Here is a simple demonstration of encrypted access-https encrypted access under Apache. 1. I will not repeat the DNS resolution here. I will see the dns resolution situation in this demonstration: [root @ localhosthtml] # nslookupwww. abc. comServer: 192.168.2.115Address: 1
Here is a simple demonstration of encrypted access-https encrypted access under Apache.
1. I will not go into details about DNS resolution here. I will discuss the dns resolution situation in this demonstration:
[Root @ localhost html] # nslookup www. abc. comServer: 192.168.2.115Address: 192.168.2.115 #53 Name: www. abc. comAddress: 192.168.2.115
2. install the Apache SSL Support Module: # yum install-y mod_ssl (httpd is not installed by default in yum. after installation, it will automatically generate/etc/httpd/conf. d/ssl. conf file) and generate the certificate.
[Root @ localhost certs] # pwd/etc/pki/tls/certs [root @ localhost certs] # lsca-bundle.crt index.html localhost. crt Makefileca-bundle.trust.crt localhost1.crt make-dummy-cert [root @ localhost certs] # openssl req-utf8-new-key .. /private/localhost. key-x509-days 3650-out abc_com.crtYou are about to be asked to enter information that will be inreceivatedinto your certificate request. what you are about Enter is what is called a Distinguished Name or a DN. there are quite a few fields but you can leave some blankFor some fields there will be a default value, If you enter '. ', the field will be left blank. -? Country Name (2 letter code) [XX]: CNState or Province Name (full name) []: 510510 Locality Name (eg, city) [Default City]: GZOrganization Name (eg, company) [Default Company Ltd]: ABC. COMOrganizational Unit Name (eg, section) []: Mr. zhangCommon Name (eg, your name or your server's hostname) []: www. abc. comEmail Address []: root@abc.com [root @ localhost certs] #
3. configure Apache. The basic configuration is not mentioned here. The following describes how to configure http access for the www.abc.com site.

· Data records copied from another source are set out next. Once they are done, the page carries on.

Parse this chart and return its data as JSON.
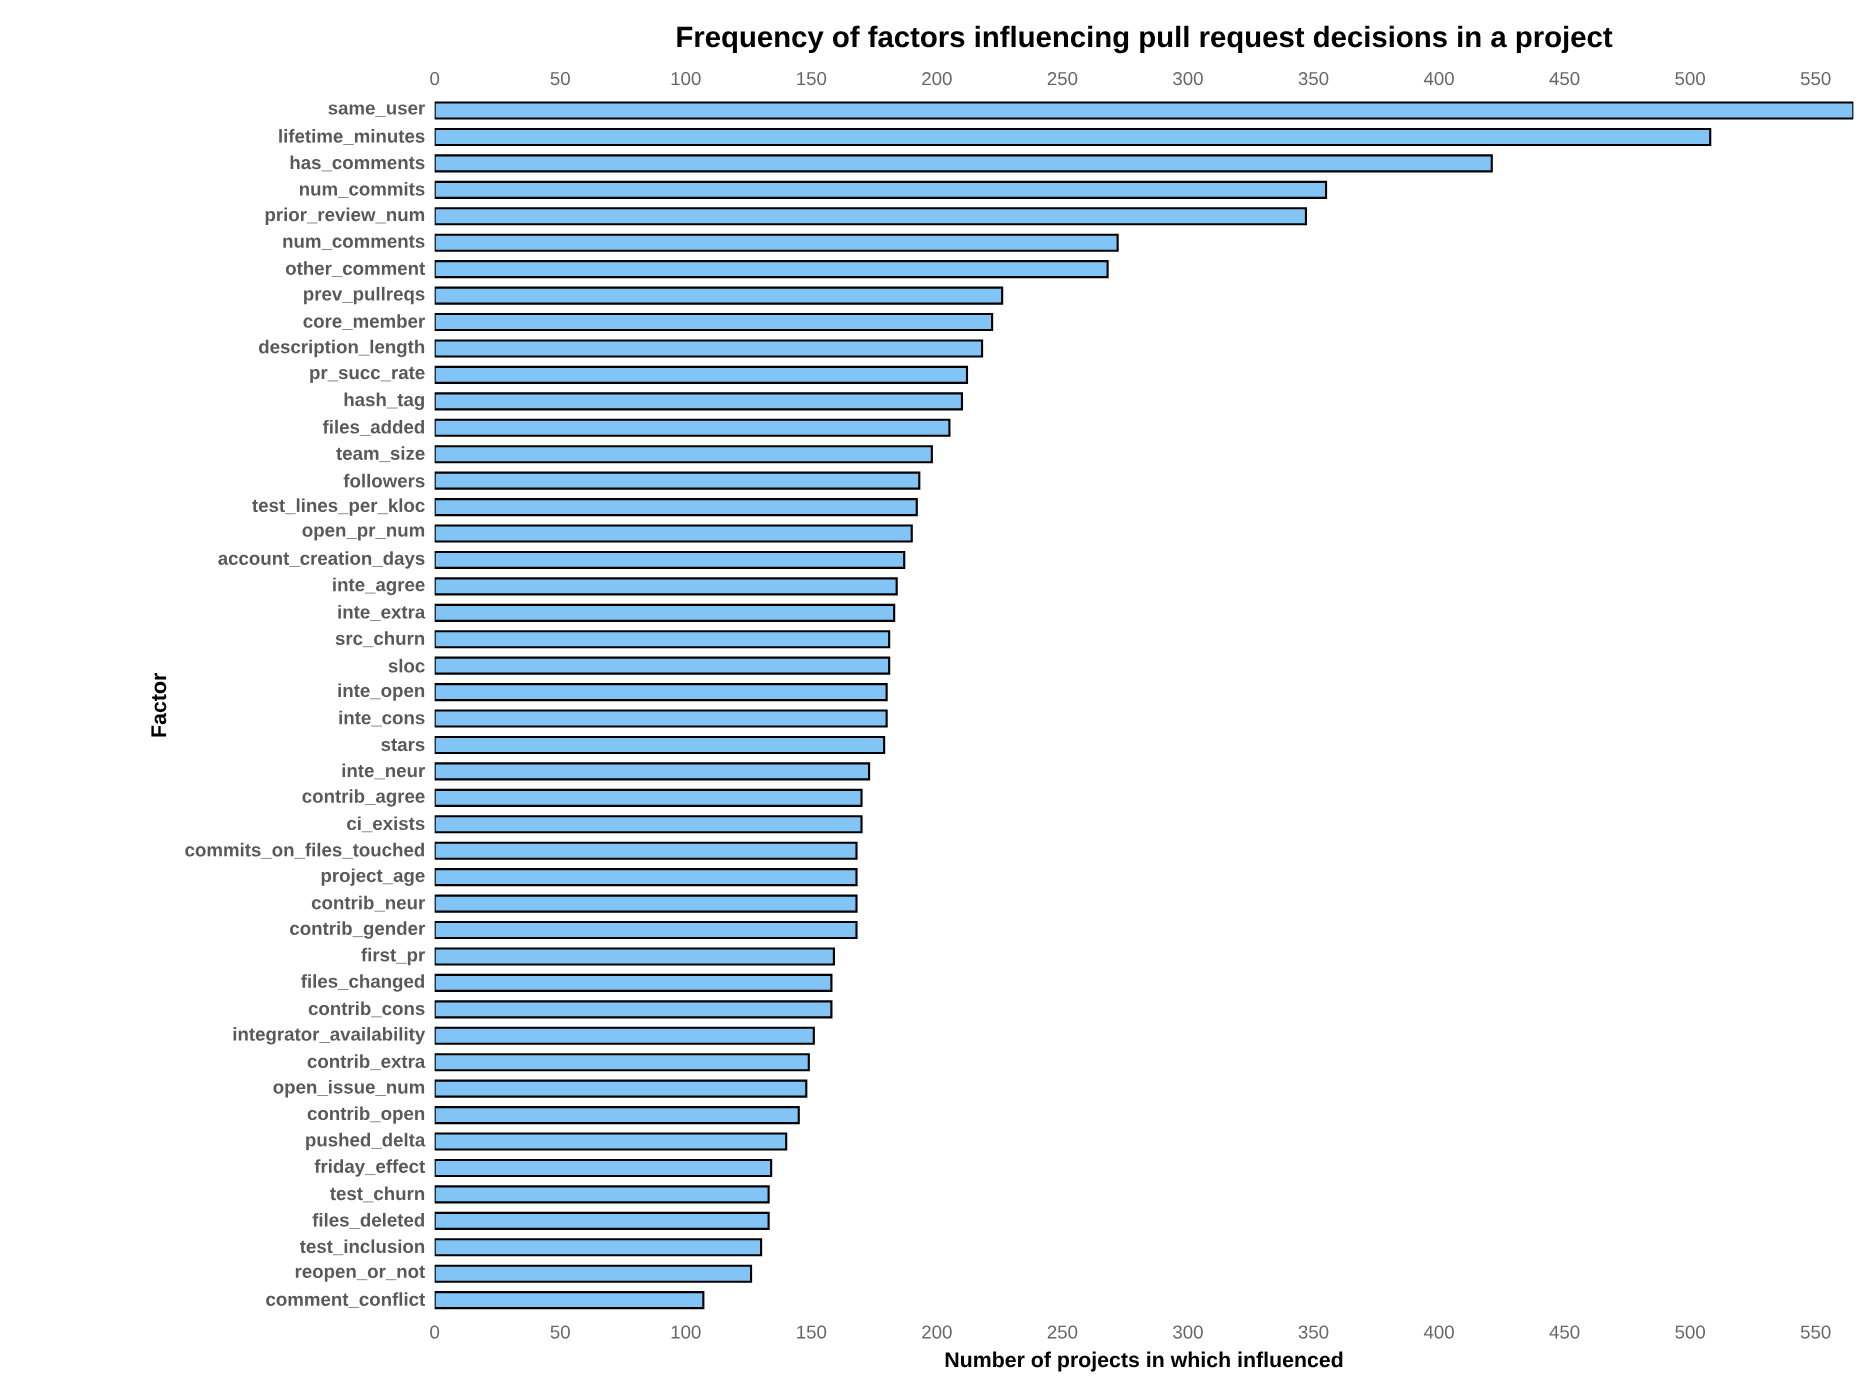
{
  "chart_data": {
    "type": "bar",
    "orientation": "horizontal",
    "title": "Frequency of factors influencing pull request decisions in a project",
    "xlabel": "Number of projects in which influenced",
    "ylabel": "Factor",
    "categories": [
      "same_user",
      "lifetime_minutes",
      "has_comments",
      "num_commits",
      "prior_review_num",
      "num_comments",
      "other_comment",
      "prev_pullreqs",
      "core_member",
      "description_length",
      "pr_succ_rate",
      "hash_tag",
      "files_added",
      "team_size",
      "followers",
      "test_lines_per_kloc",
      "open_pr_num",
      "account_creation_days",
      "inte_agree",
      "inte_extra",
      "src_churn",
      "sloc",
      "inte_open",
      "inte_cons",
      "stars",
      "inte_neur",
      "contrib_agree",
      "ci_exists",
      "commits_on_files_touched",
      "project_age",
      "contrib_neur",
      "contrib_gender",
      "first_pr",
      "files_changed",
      "contrib_cons",
      "integrator_availability",
      "contrib_extra",
      "open_issue_num",
      "contrib_open",
      "pushed_delta",
      "friday_effect",
      "test_churn",
      "files_deleted",
      "test_inclusion",
      "reopen_or_not",
      "comment_conflict"
    ],
    "values": [
      565,
      508,
      421,
      355,
      347,
      272,
      268,
      226,
      222,
      218,
      212,
      210,
      205,
      198,
      193,
      192,
      190,
      187,
      184,
      183,
      181,
      181,
      180,
      180,
      179,
      173,
      170,
      170,
      168,
      168,
      168,
      168,
      159,
      158,
      158,
      151,
      149,
      148,
      145,
      140,
      134,
      133,
      133,
      130,
      126,
      107
    ],
    "color": "#82c4f5",
    "xlim": [
      0,
      565
    ],
    "xticks": [
      0,
      50,
      100,
      150,
      200,
      250,
      300,
      350,
      400,
      450,
      500,
      550
    ],
    "x2lim": [
      0,
      565
    ],
    "x2ticks": [
      0,
      50,
      100,
      150,
      200,
      250,
      300,
      350,
      400,
      450,
      500,
      550
    ]
  }
}
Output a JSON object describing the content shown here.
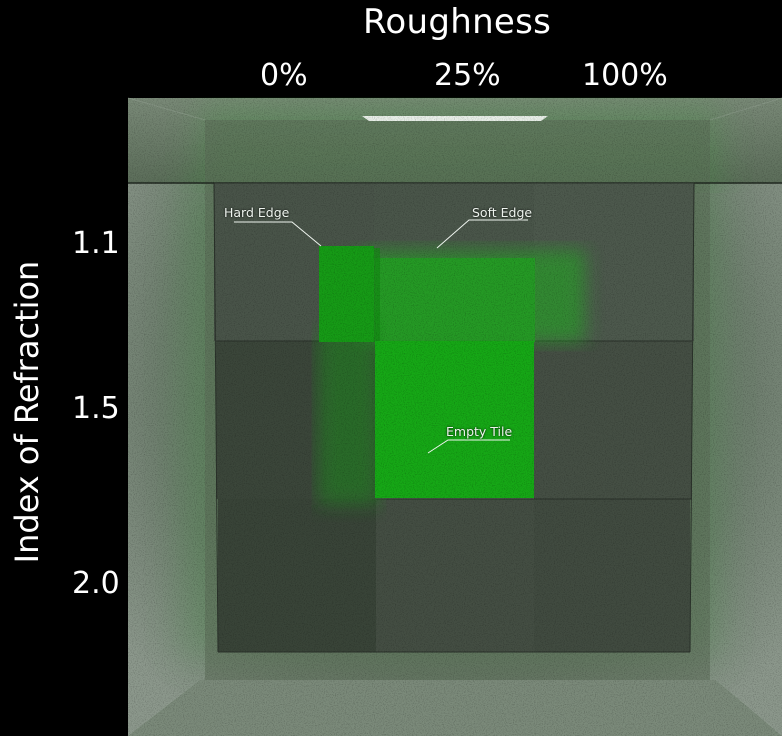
{
  "figure": {
    "column_title": "Roughness",
    "column_labels": [
      "0%",
      "25%",
      "100%"
    ],
    "row_title": "Index of Refraction",
    "row_labels": [
      "1.1",
      "1.5",
      "2.0"
    ],
    "callouts": {
      "hard_edge": "Hard Edge",
      "soft_edge": "Soft Edge",
      "empty_tile": "Empty Tile"
    }
  },
  "colors": {
    "background": "#000000",
    "room_wall": "#7c8a7c",
    "tile": "#3f4a3f",
    "green_glass": "#15a915",
    "bright_green": "#16b016"
  }
}
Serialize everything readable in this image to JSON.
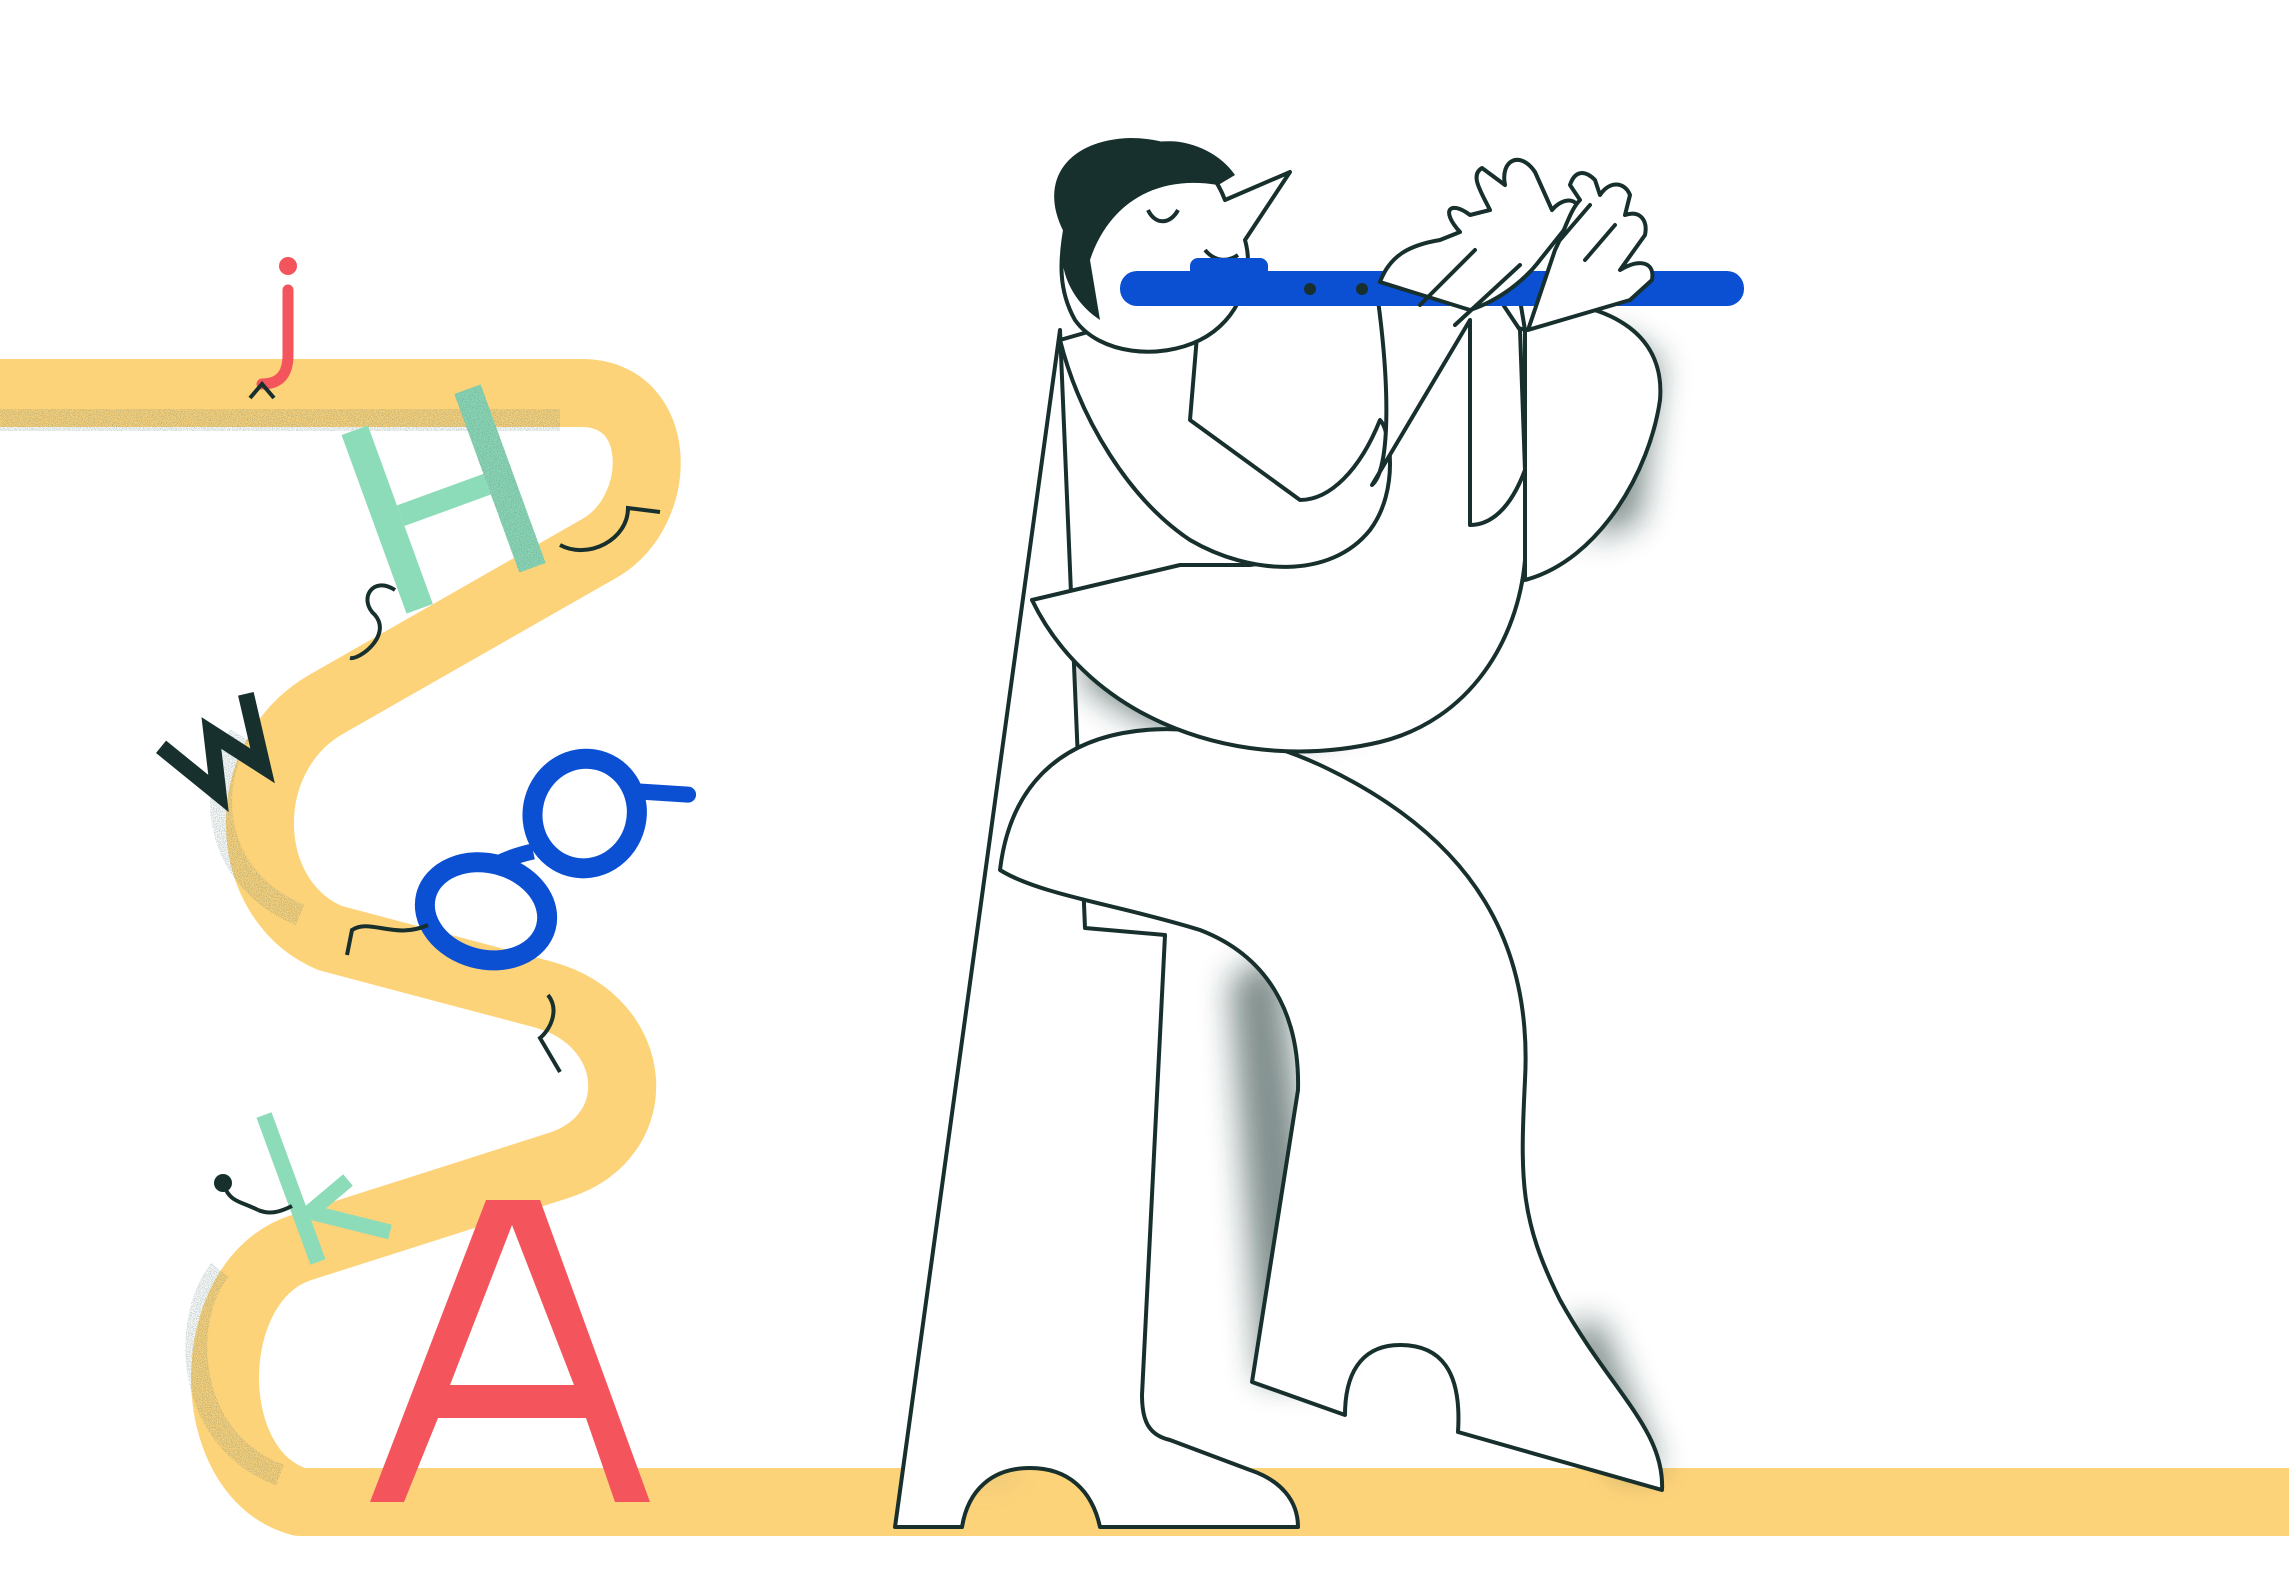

[Root @ localhost html] # tail-n 8/etc/httpd/conf/httpd. confNameVirtualhost 192.168.2.115: 80 ServerAdmin webmaster@dummy-host.example.comDocumentRoot/var/www/html ServerName www.abc.com ErrorLog logs/dummy-host.example.com-error_log CustomLog logs/dummy-host.example.com-access_log common [Root @ localhost html] # tail/var/www/html/index.html www.abc.com [root @ localhost html] #
4. configure Apache to support https access to the www.abc.com site, edit the vim/etc/httpd/conf. d/ssl. conf file, and create information related to https access to the www.abc.com site. Add the following configuration.
DocumentRoot "/var/www/html/www.kuteatest.net" # // for the display effect, the site directory here is different. generally, a domain name should point to the same directory. ServerName www.abc.com: 443 ErrorLog logs/ssl_error_logTransferLog logs/ssl_access_loglevel warnSSLEngine onSSLProtocol all-SSLv2SSLCipherSuite ALL :! ADH :! EXPORT :! SSLv2: RC4 + RSA: + HIGH: + MEDIUM: + LOWSSLCertificateFile/etc/pki/tls/certs/abc_com.crtSSLCertificateKeyFile/etc/pki/tls/private/localhost. key SSLOptions + StdEnvVars SSLOptions + StdEnvVars SetEnvIf User-Agent ". * MSIE. * "\ nokeepalive ssl-unclean-shutdown \ downgrade-1.0 force-response-1.0CustomLog logs/ssl_request_log \" % t % h % {SSL_PROTOCOL} x % {SSL_CIPHER} x \ "% r \" % b"
4. restart the Apache service to test access.